Tantangan dan Hambatan dalam Konsumsi Daging Ular
Meskipun hasil penelitian ini cukup menjanjikan, Monika Zurek mengingatkan bahwa masih diperlukan penelitian lebih lanjut mengenai dampak lingkungan serta kandungan nutrisi dari daging ular sebelum menjadikannya sebagai sumber pangan utama. Selain itu, ada tantangan budaya yang harus diatasi, mengingat tidak semua masyarakat terbiasa atau bersedia mengonsumsi daging ular.

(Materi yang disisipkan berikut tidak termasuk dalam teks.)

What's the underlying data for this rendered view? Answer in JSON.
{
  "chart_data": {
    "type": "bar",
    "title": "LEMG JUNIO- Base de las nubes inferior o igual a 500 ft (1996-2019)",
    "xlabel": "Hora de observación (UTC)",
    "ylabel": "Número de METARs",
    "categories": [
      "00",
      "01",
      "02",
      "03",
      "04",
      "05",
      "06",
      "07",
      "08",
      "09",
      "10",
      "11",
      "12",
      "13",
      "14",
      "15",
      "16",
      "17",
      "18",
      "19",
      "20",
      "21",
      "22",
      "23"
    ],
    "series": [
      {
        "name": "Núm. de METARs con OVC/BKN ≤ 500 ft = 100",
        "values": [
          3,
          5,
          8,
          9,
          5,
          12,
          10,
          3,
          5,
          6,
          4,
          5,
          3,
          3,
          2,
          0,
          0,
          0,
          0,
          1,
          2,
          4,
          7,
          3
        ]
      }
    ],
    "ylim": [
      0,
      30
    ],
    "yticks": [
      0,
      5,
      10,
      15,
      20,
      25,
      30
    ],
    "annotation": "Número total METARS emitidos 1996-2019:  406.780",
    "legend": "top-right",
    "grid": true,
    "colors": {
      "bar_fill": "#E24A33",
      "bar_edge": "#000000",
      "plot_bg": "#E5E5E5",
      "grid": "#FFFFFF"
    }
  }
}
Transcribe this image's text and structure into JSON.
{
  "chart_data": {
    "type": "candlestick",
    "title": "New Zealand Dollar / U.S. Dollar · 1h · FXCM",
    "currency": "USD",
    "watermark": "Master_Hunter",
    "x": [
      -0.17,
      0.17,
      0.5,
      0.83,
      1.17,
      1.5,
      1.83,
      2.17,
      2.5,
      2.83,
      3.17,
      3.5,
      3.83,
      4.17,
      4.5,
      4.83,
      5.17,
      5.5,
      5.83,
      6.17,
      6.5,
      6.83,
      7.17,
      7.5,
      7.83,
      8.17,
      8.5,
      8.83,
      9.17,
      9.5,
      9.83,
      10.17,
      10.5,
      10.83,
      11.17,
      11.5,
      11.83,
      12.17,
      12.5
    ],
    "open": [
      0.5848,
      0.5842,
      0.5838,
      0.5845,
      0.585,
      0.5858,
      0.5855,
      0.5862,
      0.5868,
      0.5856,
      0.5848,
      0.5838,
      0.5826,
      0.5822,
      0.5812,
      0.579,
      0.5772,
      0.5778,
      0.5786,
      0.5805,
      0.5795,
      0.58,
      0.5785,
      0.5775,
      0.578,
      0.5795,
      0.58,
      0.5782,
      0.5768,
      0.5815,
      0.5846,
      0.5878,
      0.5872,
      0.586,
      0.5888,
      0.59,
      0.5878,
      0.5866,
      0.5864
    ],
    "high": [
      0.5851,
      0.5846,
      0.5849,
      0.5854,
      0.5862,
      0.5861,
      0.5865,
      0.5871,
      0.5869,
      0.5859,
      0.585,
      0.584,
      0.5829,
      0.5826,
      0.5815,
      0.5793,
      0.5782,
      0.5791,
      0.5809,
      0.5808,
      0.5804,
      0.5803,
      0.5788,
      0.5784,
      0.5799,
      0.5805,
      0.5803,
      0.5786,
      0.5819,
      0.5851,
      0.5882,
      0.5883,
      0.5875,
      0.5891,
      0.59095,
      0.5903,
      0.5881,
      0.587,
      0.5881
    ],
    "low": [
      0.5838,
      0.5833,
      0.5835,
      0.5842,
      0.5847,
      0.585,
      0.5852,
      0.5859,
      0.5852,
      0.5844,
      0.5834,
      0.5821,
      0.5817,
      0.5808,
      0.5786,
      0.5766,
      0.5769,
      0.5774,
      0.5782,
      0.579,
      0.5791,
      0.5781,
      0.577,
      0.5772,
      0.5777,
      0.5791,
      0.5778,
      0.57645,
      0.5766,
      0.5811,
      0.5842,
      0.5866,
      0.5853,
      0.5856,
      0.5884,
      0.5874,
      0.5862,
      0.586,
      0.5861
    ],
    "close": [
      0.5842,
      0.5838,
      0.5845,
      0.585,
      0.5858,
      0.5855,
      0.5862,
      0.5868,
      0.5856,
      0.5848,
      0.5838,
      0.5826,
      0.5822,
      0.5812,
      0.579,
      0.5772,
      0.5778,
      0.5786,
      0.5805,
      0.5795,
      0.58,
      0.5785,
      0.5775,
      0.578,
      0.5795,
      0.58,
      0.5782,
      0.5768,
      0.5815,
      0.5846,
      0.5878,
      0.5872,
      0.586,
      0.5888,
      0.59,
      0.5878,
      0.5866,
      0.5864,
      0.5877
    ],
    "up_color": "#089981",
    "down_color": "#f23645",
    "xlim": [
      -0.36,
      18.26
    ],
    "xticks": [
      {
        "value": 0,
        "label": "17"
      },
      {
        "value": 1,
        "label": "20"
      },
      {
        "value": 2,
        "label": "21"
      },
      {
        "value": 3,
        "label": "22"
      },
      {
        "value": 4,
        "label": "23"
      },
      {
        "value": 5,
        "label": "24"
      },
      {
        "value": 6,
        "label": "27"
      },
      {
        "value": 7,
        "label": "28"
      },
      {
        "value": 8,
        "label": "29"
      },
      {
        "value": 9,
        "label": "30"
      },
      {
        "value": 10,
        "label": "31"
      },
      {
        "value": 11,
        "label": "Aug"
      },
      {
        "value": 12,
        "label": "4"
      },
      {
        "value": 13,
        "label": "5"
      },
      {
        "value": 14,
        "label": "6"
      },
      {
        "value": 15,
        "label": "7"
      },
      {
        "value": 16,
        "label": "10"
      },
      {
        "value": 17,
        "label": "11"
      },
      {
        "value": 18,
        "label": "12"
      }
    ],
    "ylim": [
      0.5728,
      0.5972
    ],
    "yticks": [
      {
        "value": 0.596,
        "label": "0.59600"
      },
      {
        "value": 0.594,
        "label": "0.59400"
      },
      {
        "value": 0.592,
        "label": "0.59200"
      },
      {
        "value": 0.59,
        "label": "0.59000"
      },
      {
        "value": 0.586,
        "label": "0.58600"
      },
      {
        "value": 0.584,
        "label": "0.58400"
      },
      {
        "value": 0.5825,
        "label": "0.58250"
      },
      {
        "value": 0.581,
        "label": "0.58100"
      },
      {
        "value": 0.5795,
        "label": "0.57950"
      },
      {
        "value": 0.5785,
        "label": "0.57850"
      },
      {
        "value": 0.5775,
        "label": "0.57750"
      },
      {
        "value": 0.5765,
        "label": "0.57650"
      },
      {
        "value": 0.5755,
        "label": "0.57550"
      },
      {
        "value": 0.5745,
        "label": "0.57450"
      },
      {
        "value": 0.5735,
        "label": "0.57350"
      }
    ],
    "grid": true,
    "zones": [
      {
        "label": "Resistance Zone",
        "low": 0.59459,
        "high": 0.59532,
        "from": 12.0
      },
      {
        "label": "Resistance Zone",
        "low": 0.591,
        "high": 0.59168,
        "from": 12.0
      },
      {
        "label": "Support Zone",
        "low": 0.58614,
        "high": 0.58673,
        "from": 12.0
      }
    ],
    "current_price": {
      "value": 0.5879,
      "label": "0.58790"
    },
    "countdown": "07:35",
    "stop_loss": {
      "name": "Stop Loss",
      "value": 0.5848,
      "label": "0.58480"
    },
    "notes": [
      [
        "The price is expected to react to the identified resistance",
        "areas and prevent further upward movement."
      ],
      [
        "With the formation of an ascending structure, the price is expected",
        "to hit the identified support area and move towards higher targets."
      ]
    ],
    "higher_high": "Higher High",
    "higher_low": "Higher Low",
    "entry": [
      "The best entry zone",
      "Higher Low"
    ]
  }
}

Namun, Natusch menegaskan bahwa konsumsi daging ular sebenarnya bukanlah hal yang asing di berbagai belahan dunia. Di Asia Tenggara, Asia Timur, Amerika Selatan, dan Afrika, miliaran orang sudah secara rutin mengonsumsi daging ular sebagai bagian dari pola makan mereka. Tantangan terbesar justru datang dari masyarakat Barat yang belum banyak terekspos terhadap jenis makanan ini.
Menurutnya, daging ular sanca memiliki rasa yang cukup lezat dan fleksibel dalam berbagai olahan masakan. Oleh karena itu, dengan edukasi dan strategi pemasaran yang tepat, daging ular bisa menjadi salah satu solusi inovatif dalam upaya ketahanan pangan global.
Dalam menghadapi tantangan ketahanan pangan global, inovasi dalam sumber protein alternatif menjadi hal yang sangat penting. Ular sanca menawarkan potensi sebagai sumber protein yang lebih efisien dan ramah lingkungan dibandingkan peternakan konvensional. Dengan penelitian lebih lanjut serta penerimaan yang lebih luas dari masyarakat, tidak menutup kemungkinan bahwa di masa depan, daging ular bisa menjadi bagian dari solusi ketahanan pangan dunia.